General characteristics
- Type: Semi-Submarine
- Displacement: 612 kg (1,349 lb)
- Length: 5.27 m (17.3 ft)
- Beam: 1.0 m (3.3 ft)
- Installed power: 260 bhp (190 kW)
- Propulsion: axial flow jet pump
- Speed: Surface: 47 kn (87 km/h; 54 mph) ; Underwater: 21 kn (39 km/h; 24 mph);
- Capacity: 2
- Crew: 1

= Innespace Seabreacher =

Two-seat watercraft

Innespace Seabreacher (or Sea Breacher) is a two-seat semi-submersible personal watercraft "submarine", with a shape based on that of a dolphin, and the ability to imitate a dolphin's movement.

==History==
The watercraft was designed and developed by two engineers—New Zealander Rob Innes and his partner, American Dan Piazza—who are also the founders of the American company Innespace Inc., which markets, builds, and sells the semisub watercraft to customers.

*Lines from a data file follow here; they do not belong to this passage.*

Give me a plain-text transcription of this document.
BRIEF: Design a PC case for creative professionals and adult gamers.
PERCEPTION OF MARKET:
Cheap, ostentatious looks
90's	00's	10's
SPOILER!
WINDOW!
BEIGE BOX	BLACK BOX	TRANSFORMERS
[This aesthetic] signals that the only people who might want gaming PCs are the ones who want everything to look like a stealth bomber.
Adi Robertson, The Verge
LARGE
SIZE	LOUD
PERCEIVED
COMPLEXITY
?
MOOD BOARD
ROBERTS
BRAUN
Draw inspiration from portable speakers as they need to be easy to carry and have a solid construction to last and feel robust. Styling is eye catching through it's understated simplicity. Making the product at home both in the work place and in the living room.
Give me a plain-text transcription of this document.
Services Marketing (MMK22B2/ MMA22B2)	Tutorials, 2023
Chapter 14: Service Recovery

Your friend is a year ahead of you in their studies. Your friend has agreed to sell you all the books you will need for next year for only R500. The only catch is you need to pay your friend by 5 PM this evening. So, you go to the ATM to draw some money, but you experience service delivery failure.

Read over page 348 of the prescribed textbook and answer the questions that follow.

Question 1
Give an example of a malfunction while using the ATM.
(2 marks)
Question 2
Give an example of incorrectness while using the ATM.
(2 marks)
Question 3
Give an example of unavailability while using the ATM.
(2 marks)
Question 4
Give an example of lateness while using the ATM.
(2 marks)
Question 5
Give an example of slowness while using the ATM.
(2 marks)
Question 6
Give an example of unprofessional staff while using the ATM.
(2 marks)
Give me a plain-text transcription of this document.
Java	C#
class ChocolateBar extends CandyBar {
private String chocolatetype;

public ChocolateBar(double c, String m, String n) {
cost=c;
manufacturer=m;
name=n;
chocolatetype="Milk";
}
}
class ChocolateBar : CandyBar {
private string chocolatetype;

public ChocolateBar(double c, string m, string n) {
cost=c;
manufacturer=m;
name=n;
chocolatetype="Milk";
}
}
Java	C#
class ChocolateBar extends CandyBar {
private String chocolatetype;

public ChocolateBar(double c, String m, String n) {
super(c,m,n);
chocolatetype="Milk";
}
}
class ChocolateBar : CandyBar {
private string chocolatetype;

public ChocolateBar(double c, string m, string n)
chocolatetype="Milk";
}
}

It is the production model of the single-seat Innespace Dolphin. The concept came from VASH (variable attitude submersible hydrofoil), which was invented by Thomas "Doc" Rowe and Dennis "Dusty" Kaiser in 1987 with their boat, Noland Won.

==Specifications==
The two-seat vessel is powered by an Atkins Rotary Marine engine coupled to a Hurth V-drive transmission.

Seabreachers are available in a wide array of colour specifications and insignias.